Monitoring Moisture At National Golf Links with Afternoon Flights

By William Salinetti, CGCS, Superintendent at National Golf Links of America

GreenSight thermal imaging allows superintendents to see relative evapotranspiration rates across their course. Morning flights are convenient, but afternoon flights clearly highlight moisture variations allowing better optimization of irrigation.

Early Morning Flights

The GreenSight Team and I originally agreed upon a 7:30am flight schedule. The morning flight was convenient and we found the visible imagery to be helpful but GreenSight E.T. Maps weren’t helping the team spot variations in moisture levels.

 

Morning dew, overnight irrigation, and the low sun-angle limiting photosynthesis activity meant that the course consistently appeared wet early in the day.

Afternoon Flights

At my request, a second 2pm afternoon flight was added. The GreenSight team and I immediately noticed much more variation in the E.T. Maps. Drier native areas immediately became differentiable by their yellow color in the E.T. maps. Maintained fairways showed much more E.T. and were highlighted in purple in the maps. The fairways themselves showed much more variation with areas that would tolerate reduced irrigation showing up dark purple or black.
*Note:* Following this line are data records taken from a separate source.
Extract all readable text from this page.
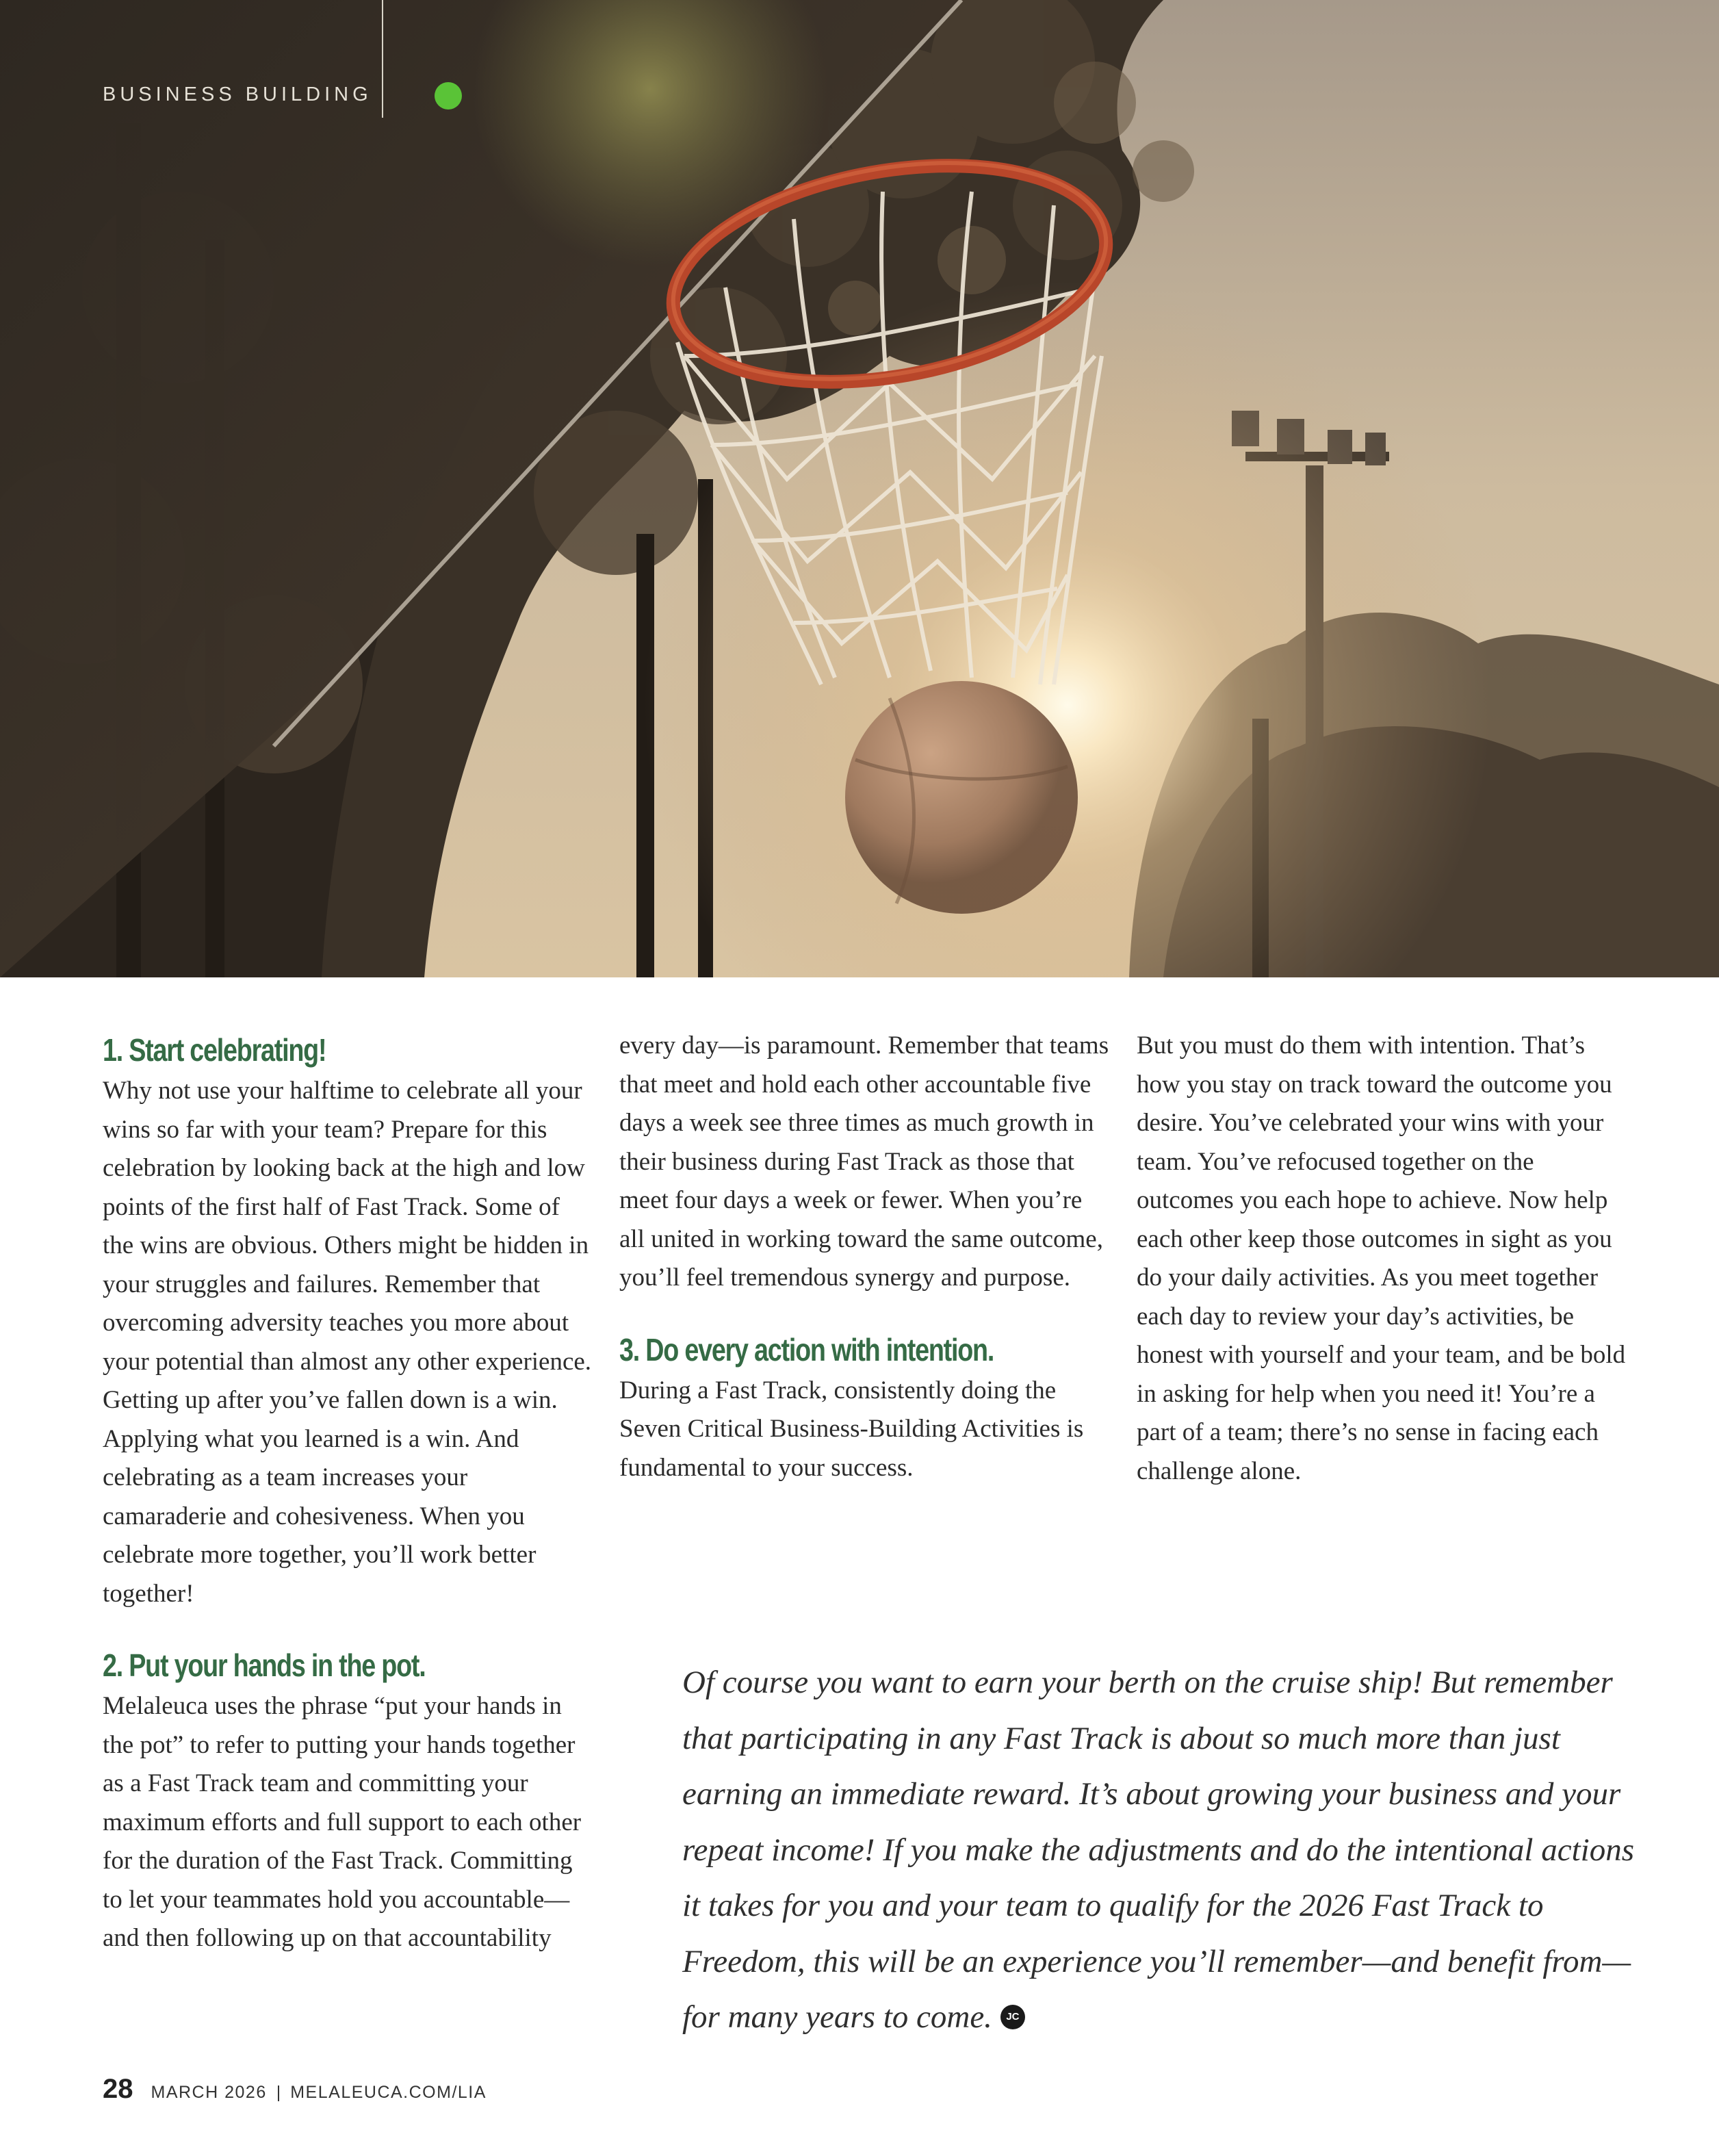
BUSINESS BUILDING
1. Start celebrating!

Why not use your halftime to celebrate all your wins so far with your team? Prepare for this celebration by looking back at the high and low points of the first half of Fast Track. Some of the wins are obvious. Others might be hidden in your struggles and failures. Remember that overcoming adversity teaches you more about your potential than almost any other experience. Getting up after you’ve fallen down is a win. Applying what you learned is a win. And celebrating as a team increases your camaraderie and cohesiveness. When you celebrate more together, you’ll work better together!

2. Put your hands in the pot.

Melaleuca uses the phrase “put your hands in the pot” to refer to putting your hands together as a Fast Track team and committing your maximum efforts and full support to each other for the duration of the Fast Track. Committing to let your teammates hold you accountable—and then following up on that accountability

every day—is paramount. Remember that teams that meet and hold each other accountable five days a week see three times as much growth in their business during Fast Track as those that meet four days a week or fewer. When you’re all united in working toward the same outcome, you’ll feel tremendous synergy and purpose.

3. Do every action with intention.

During a Fast Track, consistently doing the Seven Critical Business-Building Activities is fundamental to your success.

But you must do them with intention. That’s how you stay on track toward the outcome you desire. You’ve celebrated your wins with your team. You’ve refocused together on the outcomes you each hope to achieve. Now help each other keep those outcomes in sight as you do your daily activities. As you meet together each day to review your day’s activities, be honest with yourself and your team, and be bold in asking for help when you need it! You’re a part of a team; there’s no sense in facing each challenge alone.

Of course you want to earn your berth on the cruise ship! But remember that participating in any Fast Track is about so much more than just earning an immediate reward. It’s about growing your business and your repeat income! If you make the adjustments and do the intentional actions it takes for you and your team to qualify for the 2026 Fast Track to Freedom, this will be an experience you’ll remember—and benefit from—for many years to come. JC
28 MARCH 2026 | MELALEUCA.COM/LIA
Drier areas with reduced E.T. to cool them appeared orange.

Benefits

The afternoon E.T. Map helps me task my team to drier areas with reduced E.T., highlighted in orange. Areas where irrigation can be dialed back are clearly shown as well in dark purple.

GreenSight’s Green Viewer summary also allows better targeting of manual soil moisture measurements on drier greens (with orange/yellow color) and identifies areas in need of hand watering. This allows us to maintain more consistent green speeds and utilize the team more effectively improving course quality.